My grandma is sleeping. My mom and I eat dinner at the kitchen island, chicken lo mein and beef and broccoli straight out of the cartons, and as usual, we trade halfway through. One of the perks of my being the only child of divorced parents: we get to keep things less formal because we are only a party of two.

“What was that about?” I ask.

My mom is nursing a glass of red wine, and her faraway eyes are back.

“What?” she asks. After work, my mom always changes into her exercise clothes. Today, she’s in runner’s tights and a tank top and her hair is pulled into her usual perky ponytail.

No doubt she ran before dinner, as she does most evenings. A five-mile loop through the outskirts of Oakdale. She prefers the residential side streets to the more popular runner’s trail along the water, the one where you can see all of downtown Manhattan.

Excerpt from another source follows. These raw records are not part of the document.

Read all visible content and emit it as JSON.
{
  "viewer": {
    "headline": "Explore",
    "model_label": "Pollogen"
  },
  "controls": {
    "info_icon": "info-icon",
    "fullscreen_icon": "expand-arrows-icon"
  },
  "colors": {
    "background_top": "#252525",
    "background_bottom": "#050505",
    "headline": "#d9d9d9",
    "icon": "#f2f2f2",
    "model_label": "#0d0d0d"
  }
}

We’ve come far enough from 9/11 that these views have again become a selling point for our town.

“What did Mel say to you?” I ask.

“Apparently Cat has been acting out. I told her it was typical adolescence. Probably also some delayed grief working its way to the surface.” My mother takes a bite, and a noodle clings to her lip. I can hear the low whistle of my grandmother snoring from behind the closed door of her room. A soothing sound, her good or bad day rendered irrelevant by sleep.